Manipulation, Vindictiveness, Passive Aggression, and Other Character Traits that Hit Too Hard

 I recently finished reading the Wilkie Collins novel No Name.  I discovered this amazing author thanks to another book I read this year, The Solitary House by Lynn Shepherd.  Until then, I had not heard of Collins. He was friends with Charles Dickens. While I respect Dickens and have even used some of his writing as sources for my own study of how industrialism affects the poor, I consider Collins the better writer of the two.  Thus far, I have read four of his books.  In addition to No Name, I have read The Woman in White, The Moonstone, and The Dead Secret (listed in order of my reading rather than in order of publication). No Name is the first that I could not completely enjoy.  

While I adore Collins' tremendous writing style, respect his ability to wrap everything up in a neat package and tie it with a beautiful bow, and enjoyed the fact that everything - and I do  mean everything - in the book has a purpose; the character Magdalen Vanstone ruined the reading experience.  I describe Magdalen as a cross between Emma Bovary from Madame Bovary and Scarlet O'Hara from Gone With the Wind.  Emma in Madame Bovary is a narcissist who will do anything to have her own way.  While I do not consider Scarlet a narcissist, she is a spoiled brat who will do anything to get what she wants.  So is Magdalen Vanstone in No Name.  

Magdalen is one of two sisters born out of wedlock.  A series of circumstances leads Magdalen and her sister to lose the inheritance their father planned for them, because they are children with no name when he is killed.  I want to mention that I love that Collins tackled the topic of illegitimacy in the Victorian era.  This was a bold move. Collins, himself, never married.  He did have two mistresses.  He had children with one. I also love the idea presented in the book that someone can be both good and evil, a meaning Collins wrote about in his preface to the book.  It's just Magdalen.  I cannot deal with the manipulation, the hunger for money at any cost.  

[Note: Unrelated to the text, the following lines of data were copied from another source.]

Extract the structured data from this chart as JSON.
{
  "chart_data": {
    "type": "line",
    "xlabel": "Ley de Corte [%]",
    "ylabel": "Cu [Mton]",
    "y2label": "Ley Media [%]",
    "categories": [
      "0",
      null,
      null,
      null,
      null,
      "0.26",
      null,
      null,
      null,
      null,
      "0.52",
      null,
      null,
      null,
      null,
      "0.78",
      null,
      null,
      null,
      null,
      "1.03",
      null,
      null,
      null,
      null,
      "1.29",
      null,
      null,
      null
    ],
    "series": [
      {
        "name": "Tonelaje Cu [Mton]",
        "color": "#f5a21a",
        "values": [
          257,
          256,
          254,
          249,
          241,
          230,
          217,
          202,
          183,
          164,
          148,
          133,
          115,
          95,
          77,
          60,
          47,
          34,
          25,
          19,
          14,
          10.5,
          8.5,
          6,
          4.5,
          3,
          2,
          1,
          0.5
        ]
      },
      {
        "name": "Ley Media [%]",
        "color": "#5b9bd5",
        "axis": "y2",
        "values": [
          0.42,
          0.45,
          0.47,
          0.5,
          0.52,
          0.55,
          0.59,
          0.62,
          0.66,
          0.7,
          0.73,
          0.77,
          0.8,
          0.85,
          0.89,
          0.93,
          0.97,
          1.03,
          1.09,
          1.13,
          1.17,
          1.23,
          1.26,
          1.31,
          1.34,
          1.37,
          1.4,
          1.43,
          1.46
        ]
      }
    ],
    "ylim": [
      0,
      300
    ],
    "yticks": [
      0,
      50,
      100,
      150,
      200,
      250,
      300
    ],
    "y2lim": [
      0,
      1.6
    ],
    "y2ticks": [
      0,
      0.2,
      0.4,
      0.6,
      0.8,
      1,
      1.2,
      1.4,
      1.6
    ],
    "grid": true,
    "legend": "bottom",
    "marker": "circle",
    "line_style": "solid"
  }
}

Maybe it comes down to my own experiences.  Maybe Magdalen's manipulation, vindictiveness, passive aggression, and sneakiness hit too close to home for me.  I grew up in passive aggression.  I have experiences with way too many people (I hate to say, mostly women, but that is my experience.  Men are more overt when it comes to their selfishness.  They'll let everyone see it) who exhibit such traits.  Abusers often display such manipulation and deceit in order to keep control.  Maybe that's why I can read about most villains and people who have very in-depth flaws and seek to understand.  Even in fiction this is the case.  I could empathize with Anna Karenina.  I am amazed at Edgar Allan Poe's tales of madness and murder.  Heck, I am reading Lolita and can stomach the psychopathy of Humbert easier than I can take the vindictiveness of Magdalen.  

I also detest the fact that everything for Magdalen is based upon money and revenge.  She will hurt anyone for money.  Money is all.  Again, that mindset about the so-called importance of money is one that I have experienced in people and have distanced myself from.  My dislike of this book's character has to be because of my experiences.  



Isn't it interesting how that works?